Se c’è un elemento che ha decisamente condizionato la vita dei cosiddetti «millennials» ma non solo - quello è sicuramente l’esponenziale e continuo sviluppo delle tecnologie digitali ed in particolar modo l’invenzione dei social network. Questi hanno talmente permeato il tessuto sociale che sono diventati parte importante nella la vita privata e pubblica (ormai è difficile trovare qualcuno che in nessun modo vi sia presente). Hanno dato il via alla nascita di numerose figure lavorative totalmente nuove, come ad esempio gli imprenditori digitali ( o influencer), e a nuove ramificazioni di attività già esistenti come il social media marketing. Il punto di forza è chiaramente quello di riuscire a mettere in comunicazione milioni di persone più facilmente e con un raggio molto ampio.Il mondo dell’informazione non poteva che rimanerne coinvolto, sfruttando le potenzialità del mezzo digitale per allargare la soglia di lettori. Ovviamente, però, «Il Lato Oscuro getta la sua ombra su tutto», per citare il maestro Yoda.

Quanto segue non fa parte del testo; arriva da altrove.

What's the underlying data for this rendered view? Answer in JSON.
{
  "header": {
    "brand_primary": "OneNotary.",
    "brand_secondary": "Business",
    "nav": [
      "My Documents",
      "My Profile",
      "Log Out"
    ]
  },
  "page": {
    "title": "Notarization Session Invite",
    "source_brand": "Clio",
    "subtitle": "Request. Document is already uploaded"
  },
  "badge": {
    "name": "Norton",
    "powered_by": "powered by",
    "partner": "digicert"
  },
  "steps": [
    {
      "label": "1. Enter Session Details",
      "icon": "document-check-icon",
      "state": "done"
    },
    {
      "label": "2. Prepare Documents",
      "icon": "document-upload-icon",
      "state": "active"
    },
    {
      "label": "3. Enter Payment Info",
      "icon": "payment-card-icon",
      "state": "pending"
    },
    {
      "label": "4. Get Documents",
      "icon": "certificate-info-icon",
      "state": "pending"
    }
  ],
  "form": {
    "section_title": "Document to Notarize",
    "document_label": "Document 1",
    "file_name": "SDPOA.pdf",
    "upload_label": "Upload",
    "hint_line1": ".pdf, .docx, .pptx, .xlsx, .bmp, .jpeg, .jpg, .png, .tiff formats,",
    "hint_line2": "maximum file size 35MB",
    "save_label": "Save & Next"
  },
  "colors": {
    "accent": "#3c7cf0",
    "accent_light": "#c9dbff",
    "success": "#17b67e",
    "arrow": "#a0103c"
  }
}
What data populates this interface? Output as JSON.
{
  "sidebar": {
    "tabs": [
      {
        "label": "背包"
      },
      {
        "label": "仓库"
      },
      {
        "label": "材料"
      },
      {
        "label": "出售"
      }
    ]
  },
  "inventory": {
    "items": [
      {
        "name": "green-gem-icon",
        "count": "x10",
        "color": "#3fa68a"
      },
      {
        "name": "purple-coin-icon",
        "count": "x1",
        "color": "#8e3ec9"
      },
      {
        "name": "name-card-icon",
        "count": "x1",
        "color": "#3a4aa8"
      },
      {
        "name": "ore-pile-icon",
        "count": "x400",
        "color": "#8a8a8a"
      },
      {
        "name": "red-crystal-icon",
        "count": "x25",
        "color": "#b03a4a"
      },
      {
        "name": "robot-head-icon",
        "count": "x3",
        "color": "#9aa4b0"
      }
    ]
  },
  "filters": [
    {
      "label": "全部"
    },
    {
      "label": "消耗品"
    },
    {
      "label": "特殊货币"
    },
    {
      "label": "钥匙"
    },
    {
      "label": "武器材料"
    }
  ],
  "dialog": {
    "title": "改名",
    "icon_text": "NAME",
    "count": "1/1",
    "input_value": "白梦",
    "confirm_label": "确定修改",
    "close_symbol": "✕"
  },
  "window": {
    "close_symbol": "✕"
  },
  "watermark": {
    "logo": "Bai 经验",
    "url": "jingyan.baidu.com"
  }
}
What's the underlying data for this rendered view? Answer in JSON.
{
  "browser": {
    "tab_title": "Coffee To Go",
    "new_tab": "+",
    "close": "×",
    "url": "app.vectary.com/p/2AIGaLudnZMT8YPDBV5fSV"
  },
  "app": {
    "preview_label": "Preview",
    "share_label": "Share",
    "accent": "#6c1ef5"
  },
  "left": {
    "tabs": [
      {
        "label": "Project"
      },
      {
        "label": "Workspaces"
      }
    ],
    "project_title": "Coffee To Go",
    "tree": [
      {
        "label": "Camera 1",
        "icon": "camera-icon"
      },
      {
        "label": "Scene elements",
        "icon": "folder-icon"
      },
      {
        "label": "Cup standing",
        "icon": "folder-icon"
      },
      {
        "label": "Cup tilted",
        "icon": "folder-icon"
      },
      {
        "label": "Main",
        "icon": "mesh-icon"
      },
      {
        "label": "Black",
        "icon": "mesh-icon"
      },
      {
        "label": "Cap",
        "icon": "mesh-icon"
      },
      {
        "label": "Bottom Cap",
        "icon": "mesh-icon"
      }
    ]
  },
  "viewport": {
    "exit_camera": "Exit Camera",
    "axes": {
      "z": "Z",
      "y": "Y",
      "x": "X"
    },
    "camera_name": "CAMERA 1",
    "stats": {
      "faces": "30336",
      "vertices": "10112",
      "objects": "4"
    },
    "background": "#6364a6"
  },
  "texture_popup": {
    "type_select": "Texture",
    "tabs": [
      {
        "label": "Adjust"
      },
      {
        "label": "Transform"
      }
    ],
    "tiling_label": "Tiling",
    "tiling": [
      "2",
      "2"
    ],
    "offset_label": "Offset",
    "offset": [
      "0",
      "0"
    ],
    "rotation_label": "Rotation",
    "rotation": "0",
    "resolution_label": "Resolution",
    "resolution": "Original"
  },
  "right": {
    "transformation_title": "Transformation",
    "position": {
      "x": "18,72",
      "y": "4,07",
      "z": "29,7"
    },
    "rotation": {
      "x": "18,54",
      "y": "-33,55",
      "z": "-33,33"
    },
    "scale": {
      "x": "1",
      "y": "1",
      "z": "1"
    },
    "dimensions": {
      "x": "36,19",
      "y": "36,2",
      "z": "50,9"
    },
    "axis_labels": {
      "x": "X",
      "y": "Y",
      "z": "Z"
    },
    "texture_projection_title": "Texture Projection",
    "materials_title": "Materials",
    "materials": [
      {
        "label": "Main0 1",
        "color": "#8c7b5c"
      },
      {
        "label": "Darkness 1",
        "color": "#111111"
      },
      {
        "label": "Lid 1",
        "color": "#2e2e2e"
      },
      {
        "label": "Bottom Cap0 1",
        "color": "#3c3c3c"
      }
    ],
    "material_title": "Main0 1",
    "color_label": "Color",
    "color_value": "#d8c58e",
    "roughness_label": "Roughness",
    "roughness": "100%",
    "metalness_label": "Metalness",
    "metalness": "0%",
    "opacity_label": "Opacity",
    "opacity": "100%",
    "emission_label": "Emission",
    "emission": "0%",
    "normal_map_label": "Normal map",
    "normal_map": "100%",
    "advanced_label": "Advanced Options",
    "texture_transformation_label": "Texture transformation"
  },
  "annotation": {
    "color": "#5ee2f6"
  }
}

I social, infatti, sono terreno fertile per lo sviluppo e la diffusione di fake news. Seguendo quanto scrive Giuseppe Riva - professore ordinario di psicologia della comunicazione nell’Università Cattolica di Milano - nelsaggio Fake news (Il Mulino, 2018), sebbene le notizie false siano antiche quanto la storia ( e infatti l’autore elenca una serie di esempi anche molto antichi) l’uso massiccio delle fake news «nasce alla fine del XIX secolo, negli Stati Uniti, per descrivere una storia inventata, di solito in ambito politico, utilizzata per danneggiare una persona o un’istituzione». Ripercorrere la storia delle fake news richiederebbe molte pagine, ma vale la pena spiegare in che modo e perché, attraverso i social, siano aumentati i pericoli legati ad esse. «Si diffondono sei volte più rapidamente rispetto alle notizie vere e hanno il 70% in più di probabilità di essere condivise», scrive il Riva. «In pratica, non solo modificano la percezione della realtà da parte del soggetto, ma sono anche in grado di influenzarlo fino al punto da spingerlo a condividerle in tempo reale in maniera spontanea e partecipata».
Una circolazione così efficace di fake news rende difficile la vita a chi lavora nel settore dell’informazione - o perlomeno a chi svolge eticamente questo mestiere - che deve rimanere perennemente all’erta ed essere in grado di difendersene e stanarle attraverso un’attenta scelta delle fonti e di un processo di fact-checking.Abbiamo chiacchierato sul tema con la nostra amica Federica Serrao, laureanda USI nonché collaboratrice per lungo tempo di L’universo e oggi parte della redazione web di cdt.ch. «Il rischio per un giornalista di incorrere in fake news è abbastanza alto, specialmente per chi lavora per le redazioni web, dove si lavora principalmente sull’informazione istantanea e non si ha molto tempo per verificare. Tante volte devi fidarti delle agenzie, anche se rimane compito del giornalista verificare il più possibile la notizia che gli viene data».Dalle parole della giovane giornalista in formazione emerge dunque il problema della velocità nell’informazione. Se quando le notizie erano diffuse esclusivamente su carta c’erano dei tempi imprescindibili per la diffusione delle notizie che vincolavano tutte le testate (per l’appunto la stampa del giornale), sul web - e sui social - si lavora sull’istante, trasformando l’informazione in una sorta di «gara a chi dà la notizia per primo», e questo spesso gioca a discapito di un’informazione precisa e di qualità. «La fake news - continua Federica - non è solo la notizia falsa, inventata di sana pianta, ma è anche il dare un’informazione mancando di trasparenza e chiarezza, o utilizzare elementi (come foto o video) in maniera decontestualizzata. Quindi c’è un grosso lavoro da fare quando si va a verificare una notizia. Tuttavia “errare è umano” e non sempre si riesce nel rintracciare il campanello d’allarme della fake news o a verificare correttamente. Gli errori possono capitare, grandi e piccoli, l’importante però è non nascondere quello che si è fatto quanto piuttosto scusarsi e rimediare, cercando di riguadagnarsi in questo modo la fiducia del lettore».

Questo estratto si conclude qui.